OpenGVLab / Ask-Anything

[CVPR2024 Highlight][VideoChatGPT] ChatGPT with video understanding! And many more supported LMs such as miniGPT4, StableLM, and MOSS.
https://vchat.opengvlab.com/
MIT License
2.85k stars 230 forks source link

Discrepancy in Image ID Alignment Between M3IT and VideoChat2IT #199

Closed patrick-tssn closed 2 days ago

patrick-tssn commented 3 days ago

Could you please provide a script or JSON file of the ID map from M3IT to VideoChat2IT? Matching different files can be quite challenging. For example, coco llava minigpt4 paragraph_captioning textcaps (VideoChat2IT/caption) v.s. coco coco-cn flickr8k-cn image_paragraph_captioning msrvtt textcap (M3IT/captioning).
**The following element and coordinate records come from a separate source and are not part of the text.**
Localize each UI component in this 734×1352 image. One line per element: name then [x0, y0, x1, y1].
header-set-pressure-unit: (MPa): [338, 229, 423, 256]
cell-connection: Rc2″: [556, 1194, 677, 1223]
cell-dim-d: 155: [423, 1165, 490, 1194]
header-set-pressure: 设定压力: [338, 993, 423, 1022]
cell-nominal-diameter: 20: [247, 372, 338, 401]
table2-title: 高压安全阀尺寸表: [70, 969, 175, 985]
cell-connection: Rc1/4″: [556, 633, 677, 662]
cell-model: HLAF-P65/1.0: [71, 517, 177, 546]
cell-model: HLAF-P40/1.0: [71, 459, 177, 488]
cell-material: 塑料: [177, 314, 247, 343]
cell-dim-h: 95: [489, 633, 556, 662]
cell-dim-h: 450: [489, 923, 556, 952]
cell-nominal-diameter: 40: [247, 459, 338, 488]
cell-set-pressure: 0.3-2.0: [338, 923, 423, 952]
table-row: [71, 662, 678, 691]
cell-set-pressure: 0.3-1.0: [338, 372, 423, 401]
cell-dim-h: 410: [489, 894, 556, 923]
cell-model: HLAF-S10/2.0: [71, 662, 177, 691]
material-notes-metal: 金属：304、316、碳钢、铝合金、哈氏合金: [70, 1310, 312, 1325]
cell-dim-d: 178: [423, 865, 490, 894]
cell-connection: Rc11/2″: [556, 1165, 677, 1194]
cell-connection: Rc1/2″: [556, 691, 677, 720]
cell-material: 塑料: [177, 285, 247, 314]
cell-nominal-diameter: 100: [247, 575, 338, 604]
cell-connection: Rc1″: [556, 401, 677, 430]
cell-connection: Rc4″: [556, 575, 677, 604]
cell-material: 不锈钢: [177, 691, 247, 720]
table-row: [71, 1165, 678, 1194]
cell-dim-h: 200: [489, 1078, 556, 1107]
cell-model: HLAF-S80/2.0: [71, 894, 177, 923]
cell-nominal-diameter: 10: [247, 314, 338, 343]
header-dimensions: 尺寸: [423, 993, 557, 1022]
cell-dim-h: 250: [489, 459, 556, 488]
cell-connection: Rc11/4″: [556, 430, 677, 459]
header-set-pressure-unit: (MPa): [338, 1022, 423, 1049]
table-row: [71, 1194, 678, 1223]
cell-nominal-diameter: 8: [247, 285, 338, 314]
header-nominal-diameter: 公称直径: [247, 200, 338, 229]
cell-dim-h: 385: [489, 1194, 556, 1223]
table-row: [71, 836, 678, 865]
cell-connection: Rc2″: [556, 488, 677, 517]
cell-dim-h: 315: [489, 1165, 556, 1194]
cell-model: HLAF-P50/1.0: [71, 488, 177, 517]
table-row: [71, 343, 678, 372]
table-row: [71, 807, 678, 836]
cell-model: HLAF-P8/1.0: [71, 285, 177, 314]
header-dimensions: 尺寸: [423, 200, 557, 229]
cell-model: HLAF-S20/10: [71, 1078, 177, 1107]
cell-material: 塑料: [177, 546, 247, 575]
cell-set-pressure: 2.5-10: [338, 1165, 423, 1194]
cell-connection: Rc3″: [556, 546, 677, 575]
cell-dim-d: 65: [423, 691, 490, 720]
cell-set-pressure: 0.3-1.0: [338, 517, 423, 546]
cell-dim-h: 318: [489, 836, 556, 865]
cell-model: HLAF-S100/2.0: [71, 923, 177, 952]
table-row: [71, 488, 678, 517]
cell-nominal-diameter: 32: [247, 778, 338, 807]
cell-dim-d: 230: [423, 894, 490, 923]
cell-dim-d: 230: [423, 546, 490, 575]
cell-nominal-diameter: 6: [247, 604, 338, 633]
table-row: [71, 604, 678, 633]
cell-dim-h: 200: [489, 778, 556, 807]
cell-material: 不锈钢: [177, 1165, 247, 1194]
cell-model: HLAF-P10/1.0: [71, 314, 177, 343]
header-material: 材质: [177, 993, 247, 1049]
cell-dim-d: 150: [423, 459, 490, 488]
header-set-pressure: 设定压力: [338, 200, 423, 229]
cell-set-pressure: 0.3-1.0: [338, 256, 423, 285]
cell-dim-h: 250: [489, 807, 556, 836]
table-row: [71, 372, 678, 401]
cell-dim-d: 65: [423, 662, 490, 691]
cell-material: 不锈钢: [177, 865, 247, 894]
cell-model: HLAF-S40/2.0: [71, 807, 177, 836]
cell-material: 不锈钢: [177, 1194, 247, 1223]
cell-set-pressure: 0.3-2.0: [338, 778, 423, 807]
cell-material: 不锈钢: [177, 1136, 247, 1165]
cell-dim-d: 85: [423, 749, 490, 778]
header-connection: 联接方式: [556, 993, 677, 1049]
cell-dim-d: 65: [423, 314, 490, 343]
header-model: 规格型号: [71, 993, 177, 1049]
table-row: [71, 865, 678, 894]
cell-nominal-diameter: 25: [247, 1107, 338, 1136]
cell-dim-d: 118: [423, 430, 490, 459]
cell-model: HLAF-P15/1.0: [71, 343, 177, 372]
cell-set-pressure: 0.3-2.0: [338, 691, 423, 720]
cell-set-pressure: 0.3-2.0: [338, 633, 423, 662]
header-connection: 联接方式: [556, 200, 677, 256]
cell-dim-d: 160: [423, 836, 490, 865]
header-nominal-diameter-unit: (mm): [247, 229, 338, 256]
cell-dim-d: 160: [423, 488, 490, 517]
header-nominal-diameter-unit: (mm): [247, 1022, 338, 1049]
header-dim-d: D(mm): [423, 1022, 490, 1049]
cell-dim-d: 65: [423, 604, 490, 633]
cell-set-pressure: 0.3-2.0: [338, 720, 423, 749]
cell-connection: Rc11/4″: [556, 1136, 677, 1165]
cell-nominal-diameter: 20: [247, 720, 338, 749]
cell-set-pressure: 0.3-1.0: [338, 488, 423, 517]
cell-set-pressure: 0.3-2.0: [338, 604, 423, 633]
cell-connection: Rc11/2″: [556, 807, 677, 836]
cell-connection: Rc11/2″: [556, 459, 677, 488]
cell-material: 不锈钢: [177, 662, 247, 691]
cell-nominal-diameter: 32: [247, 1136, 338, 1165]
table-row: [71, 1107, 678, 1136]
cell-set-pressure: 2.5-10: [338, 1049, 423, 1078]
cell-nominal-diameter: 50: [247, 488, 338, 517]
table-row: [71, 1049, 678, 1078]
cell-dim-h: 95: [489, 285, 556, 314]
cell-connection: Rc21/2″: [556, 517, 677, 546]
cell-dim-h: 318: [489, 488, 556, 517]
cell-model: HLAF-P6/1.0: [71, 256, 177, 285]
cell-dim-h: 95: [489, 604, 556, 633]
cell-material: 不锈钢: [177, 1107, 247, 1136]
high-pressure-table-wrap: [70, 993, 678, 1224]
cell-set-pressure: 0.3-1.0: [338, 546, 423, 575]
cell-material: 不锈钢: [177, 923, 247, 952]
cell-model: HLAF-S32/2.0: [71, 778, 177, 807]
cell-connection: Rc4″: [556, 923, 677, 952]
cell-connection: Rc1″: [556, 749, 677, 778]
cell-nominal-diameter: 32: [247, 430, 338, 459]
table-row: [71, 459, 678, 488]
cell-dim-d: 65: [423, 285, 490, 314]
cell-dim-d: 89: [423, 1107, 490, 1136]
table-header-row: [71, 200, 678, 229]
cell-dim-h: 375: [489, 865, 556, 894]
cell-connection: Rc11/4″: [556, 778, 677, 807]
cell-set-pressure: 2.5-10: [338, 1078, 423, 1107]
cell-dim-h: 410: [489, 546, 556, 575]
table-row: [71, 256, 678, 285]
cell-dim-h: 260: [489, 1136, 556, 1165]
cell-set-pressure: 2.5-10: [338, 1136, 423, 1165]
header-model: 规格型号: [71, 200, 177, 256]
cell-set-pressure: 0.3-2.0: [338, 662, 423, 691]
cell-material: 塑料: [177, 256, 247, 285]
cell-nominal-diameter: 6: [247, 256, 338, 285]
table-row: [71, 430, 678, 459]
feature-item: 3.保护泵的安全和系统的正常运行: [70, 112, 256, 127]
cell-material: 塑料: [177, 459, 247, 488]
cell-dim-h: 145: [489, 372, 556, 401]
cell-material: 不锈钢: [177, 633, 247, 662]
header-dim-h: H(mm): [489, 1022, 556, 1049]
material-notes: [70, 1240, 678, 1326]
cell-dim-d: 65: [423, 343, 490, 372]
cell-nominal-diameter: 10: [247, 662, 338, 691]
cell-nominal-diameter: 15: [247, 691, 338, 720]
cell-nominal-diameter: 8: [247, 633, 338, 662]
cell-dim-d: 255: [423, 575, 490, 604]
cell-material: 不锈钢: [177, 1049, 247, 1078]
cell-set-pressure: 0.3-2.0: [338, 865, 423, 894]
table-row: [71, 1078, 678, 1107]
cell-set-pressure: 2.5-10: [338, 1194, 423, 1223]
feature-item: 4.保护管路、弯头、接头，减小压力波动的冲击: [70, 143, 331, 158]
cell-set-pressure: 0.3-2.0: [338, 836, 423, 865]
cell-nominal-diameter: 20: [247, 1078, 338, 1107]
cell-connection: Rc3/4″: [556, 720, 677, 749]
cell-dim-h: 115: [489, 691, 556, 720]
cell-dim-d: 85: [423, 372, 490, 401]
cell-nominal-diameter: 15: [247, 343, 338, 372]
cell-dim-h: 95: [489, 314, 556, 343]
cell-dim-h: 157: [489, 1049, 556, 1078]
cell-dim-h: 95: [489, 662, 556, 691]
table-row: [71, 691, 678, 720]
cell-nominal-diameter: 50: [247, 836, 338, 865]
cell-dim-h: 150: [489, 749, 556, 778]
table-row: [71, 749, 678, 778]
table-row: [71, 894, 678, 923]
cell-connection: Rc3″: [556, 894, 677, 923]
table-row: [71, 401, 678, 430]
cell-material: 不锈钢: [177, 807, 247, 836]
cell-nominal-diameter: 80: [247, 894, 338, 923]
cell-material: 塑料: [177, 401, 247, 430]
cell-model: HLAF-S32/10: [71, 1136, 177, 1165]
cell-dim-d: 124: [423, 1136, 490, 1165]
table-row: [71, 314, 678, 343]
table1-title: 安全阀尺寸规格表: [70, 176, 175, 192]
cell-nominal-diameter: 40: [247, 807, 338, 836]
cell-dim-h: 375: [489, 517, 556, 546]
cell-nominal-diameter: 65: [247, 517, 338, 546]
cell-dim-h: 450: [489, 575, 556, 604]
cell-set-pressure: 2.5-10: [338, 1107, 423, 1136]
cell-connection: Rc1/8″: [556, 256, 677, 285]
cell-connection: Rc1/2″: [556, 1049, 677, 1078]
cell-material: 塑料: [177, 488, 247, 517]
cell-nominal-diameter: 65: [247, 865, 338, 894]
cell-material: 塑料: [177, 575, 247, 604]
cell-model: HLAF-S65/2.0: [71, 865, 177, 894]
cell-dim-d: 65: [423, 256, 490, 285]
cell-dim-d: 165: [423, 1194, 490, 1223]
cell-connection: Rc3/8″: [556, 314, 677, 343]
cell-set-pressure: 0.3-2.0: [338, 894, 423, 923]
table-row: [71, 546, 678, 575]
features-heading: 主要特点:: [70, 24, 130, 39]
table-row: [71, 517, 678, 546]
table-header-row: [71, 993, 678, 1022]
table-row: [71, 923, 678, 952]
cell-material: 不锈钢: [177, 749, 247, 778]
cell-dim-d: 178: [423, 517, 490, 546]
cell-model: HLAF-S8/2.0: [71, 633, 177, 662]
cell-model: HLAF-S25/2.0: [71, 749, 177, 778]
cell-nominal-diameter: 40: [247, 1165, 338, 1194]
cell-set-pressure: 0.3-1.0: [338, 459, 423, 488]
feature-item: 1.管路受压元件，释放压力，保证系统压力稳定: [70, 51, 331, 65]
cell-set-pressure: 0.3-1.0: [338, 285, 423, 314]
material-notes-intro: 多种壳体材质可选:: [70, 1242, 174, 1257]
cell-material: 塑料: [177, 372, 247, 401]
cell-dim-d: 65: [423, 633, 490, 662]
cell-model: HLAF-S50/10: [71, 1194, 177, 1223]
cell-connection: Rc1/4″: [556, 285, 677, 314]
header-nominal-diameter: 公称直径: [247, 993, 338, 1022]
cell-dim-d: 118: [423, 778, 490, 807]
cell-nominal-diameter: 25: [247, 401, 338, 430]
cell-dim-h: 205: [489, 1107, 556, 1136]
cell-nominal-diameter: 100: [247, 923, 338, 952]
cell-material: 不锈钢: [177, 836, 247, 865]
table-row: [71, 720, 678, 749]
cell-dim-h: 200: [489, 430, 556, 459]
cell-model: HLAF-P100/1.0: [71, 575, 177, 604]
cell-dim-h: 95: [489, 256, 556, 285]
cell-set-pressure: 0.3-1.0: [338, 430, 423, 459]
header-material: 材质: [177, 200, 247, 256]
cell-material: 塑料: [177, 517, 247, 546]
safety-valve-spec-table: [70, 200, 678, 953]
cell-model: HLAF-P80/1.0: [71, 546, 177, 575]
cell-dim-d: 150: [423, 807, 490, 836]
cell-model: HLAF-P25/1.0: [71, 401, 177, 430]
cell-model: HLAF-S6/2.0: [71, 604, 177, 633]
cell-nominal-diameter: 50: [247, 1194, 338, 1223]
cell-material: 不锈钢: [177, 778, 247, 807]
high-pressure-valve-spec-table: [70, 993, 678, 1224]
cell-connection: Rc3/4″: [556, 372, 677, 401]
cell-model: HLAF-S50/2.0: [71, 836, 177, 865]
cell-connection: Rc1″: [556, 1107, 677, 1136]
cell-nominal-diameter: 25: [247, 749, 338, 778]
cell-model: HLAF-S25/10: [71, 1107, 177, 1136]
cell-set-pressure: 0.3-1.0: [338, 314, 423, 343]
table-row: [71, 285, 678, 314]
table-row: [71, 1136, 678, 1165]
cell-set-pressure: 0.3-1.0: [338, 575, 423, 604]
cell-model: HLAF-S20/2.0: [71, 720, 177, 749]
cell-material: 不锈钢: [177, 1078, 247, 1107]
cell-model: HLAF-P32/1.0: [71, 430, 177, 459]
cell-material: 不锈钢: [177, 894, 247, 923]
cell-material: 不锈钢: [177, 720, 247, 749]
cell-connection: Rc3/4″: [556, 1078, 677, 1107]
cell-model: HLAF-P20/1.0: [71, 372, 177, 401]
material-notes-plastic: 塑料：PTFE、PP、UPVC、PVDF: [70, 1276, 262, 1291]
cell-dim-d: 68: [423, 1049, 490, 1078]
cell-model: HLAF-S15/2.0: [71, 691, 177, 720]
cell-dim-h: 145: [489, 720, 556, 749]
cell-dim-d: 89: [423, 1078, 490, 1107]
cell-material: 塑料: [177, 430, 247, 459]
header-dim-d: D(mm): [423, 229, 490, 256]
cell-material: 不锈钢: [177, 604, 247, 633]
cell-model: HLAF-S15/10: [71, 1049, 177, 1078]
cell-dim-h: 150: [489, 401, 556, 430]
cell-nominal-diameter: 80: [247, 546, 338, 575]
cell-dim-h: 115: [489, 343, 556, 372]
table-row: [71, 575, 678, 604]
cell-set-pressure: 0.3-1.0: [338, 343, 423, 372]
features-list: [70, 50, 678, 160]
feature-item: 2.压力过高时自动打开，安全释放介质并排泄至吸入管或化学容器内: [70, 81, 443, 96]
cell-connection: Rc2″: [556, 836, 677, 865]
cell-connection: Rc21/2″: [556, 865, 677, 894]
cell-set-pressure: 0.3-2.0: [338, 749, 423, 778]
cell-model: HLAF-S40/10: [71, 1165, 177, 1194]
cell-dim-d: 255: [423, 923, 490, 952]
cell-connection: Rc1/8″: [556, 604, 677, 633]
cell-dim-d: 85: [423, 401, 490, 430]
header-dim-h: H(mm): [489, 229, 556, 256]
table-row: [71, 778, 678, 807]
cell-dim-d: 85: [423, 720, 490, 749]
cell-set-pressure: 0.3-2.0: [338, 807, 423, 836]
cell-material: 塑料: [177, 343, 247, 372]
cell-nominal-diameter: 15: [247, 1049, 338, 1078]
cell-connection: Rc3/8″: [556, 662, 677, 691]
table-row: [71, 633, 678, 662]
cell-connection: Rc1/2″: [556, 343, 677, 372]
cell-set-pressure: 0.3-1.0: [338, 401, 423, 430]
In addition, the image IDs do not completely match; for instance, COCO images in VideoChat2IT have an additional directory compared to those in M3IT. I believe it would be beneficial to fully opensource this.

Andy1621 commented 2 days ago

Hi! You can change these datasets by yourself from M3IT, since we use the original annotations but change the file_name for our data.

patrick-tssn commented 2 days ago

You mean manually check the file for each split? That's fine, but solely changing file names is confusing and adds unnecessary workload without any benefits.